Ahmad's America is full of "obstacles and dangers." "Devils are busy in it," Ahmad thinks, "confusing things and making the straight crooked."
Apparently, Updike agrees that American culture provides "too many paths, too much selling of useless things," that freedom without purpose "becomes a kind of prison." It's a familiar critique, redeemed principally by the perfect-pitch prose through which it is delivered.
Without a structure of Divine Law, a code of self-sacrifice or exalted submission, America offers "a clashing diversity of private self-seeking," whose catchphrases "Dog eat dog" and "God helps those who help themselves" carry two meanings, "self-reliance and grab what you can."
"Terrorist" is not without flaws.
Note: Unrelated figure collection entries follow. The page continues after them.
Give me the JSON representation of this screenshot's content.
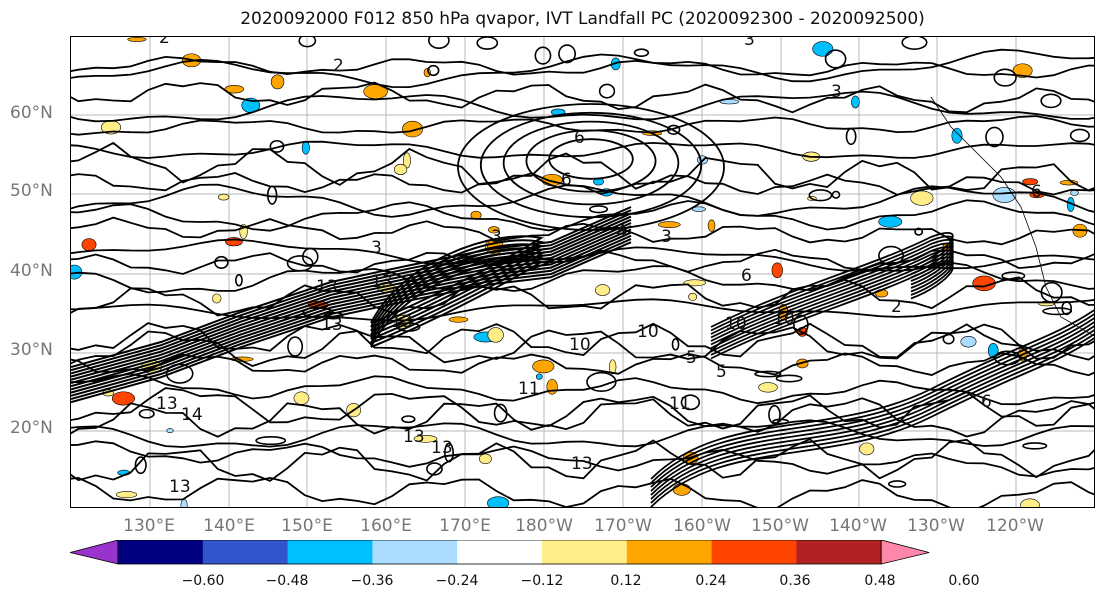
{
  "title": "2020092000 F012 850 hPa qvapor, IVT Landfall PC (2020092300 - 2020092500)",
  "map": {
    "lat_labels": [
      "60°N",
      "50°N",
      "40°N",
      "30°N",
      "20°N"
    ],
    "lon_labels": [
      "130°E",
      "140°E",
      "150°E",
      "160°E",
      "170°E",
      "180°W",
      "170°W",
      "160°W",
      "150°W",
      "140°W",
      "130°W",
      "120°W"
    ],
    "contour_labels": [
      "2",
      "2",
      "3",
      "3",
      "6",
      "6",
      "3",
      "3",
      "4",
      "3",
      "13",
      "13",
      "13",
      "13",
      "13",
      "13",
      "13",
      "14",
      "13",
      "13",
      "11",
      "11",
      "10",
      "10",
      "10",
      "10",
      "5",
      "5",
      "6",
      "2",
      "6",
      "6"
    ],
    "grid": true
  },
  "colorbar": {
    "colors": [
      "#9933cc",
      "#000080",
      "#3355cc",
      "#00bfff",
      "#aaddff",
      "#ffffff",
      "#ffee88",
      "#ffa500",
      "#ff4500",
      "#b22222",
      "#ff88aa"
    ],
    "ticks": [
      "−0.60",
      "−0.48",
      "−0.36",
      "−0.24",
      "−0.12",
      "0.12",
      "0.24",
      "0.36",
      "0.48",
      "0.60"
    ],
    "extend": "both"
  }
}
The plot turns on clunky contrivances and coincidences. Jack Levy has a pipeline straight into the office of the secretary of homeland security. And, on the fateful day, the traffic patterns and stoplights operate in perfect conformity to the laws of the Hollywood chase scene.
Nor does the dialogue ring true. Although only the narrator uses the phrase "pharyngeal fricative," the discourse and diction of Updike's characters are often, well, Updikean. The mosque gives Muslims "what the Christian U.S. disdains to," 18-year-old Ahmad proclaims "It asks austerity. It asks restraint."
These imperfections don't matter much. "Terrorist" burrows beneath the surfaces of American popular culture, which Updike traverses so well, to truths worth remembering. The "luster of Paradise" looms before terrorists and, Updike observes, can even "leak backward" into a reconstructed past.
But, thank God, like all of us, terrorists must live in the present. Banal, benign and brutal, it offers more than enough to make life precious, with or without the certainty of salvation.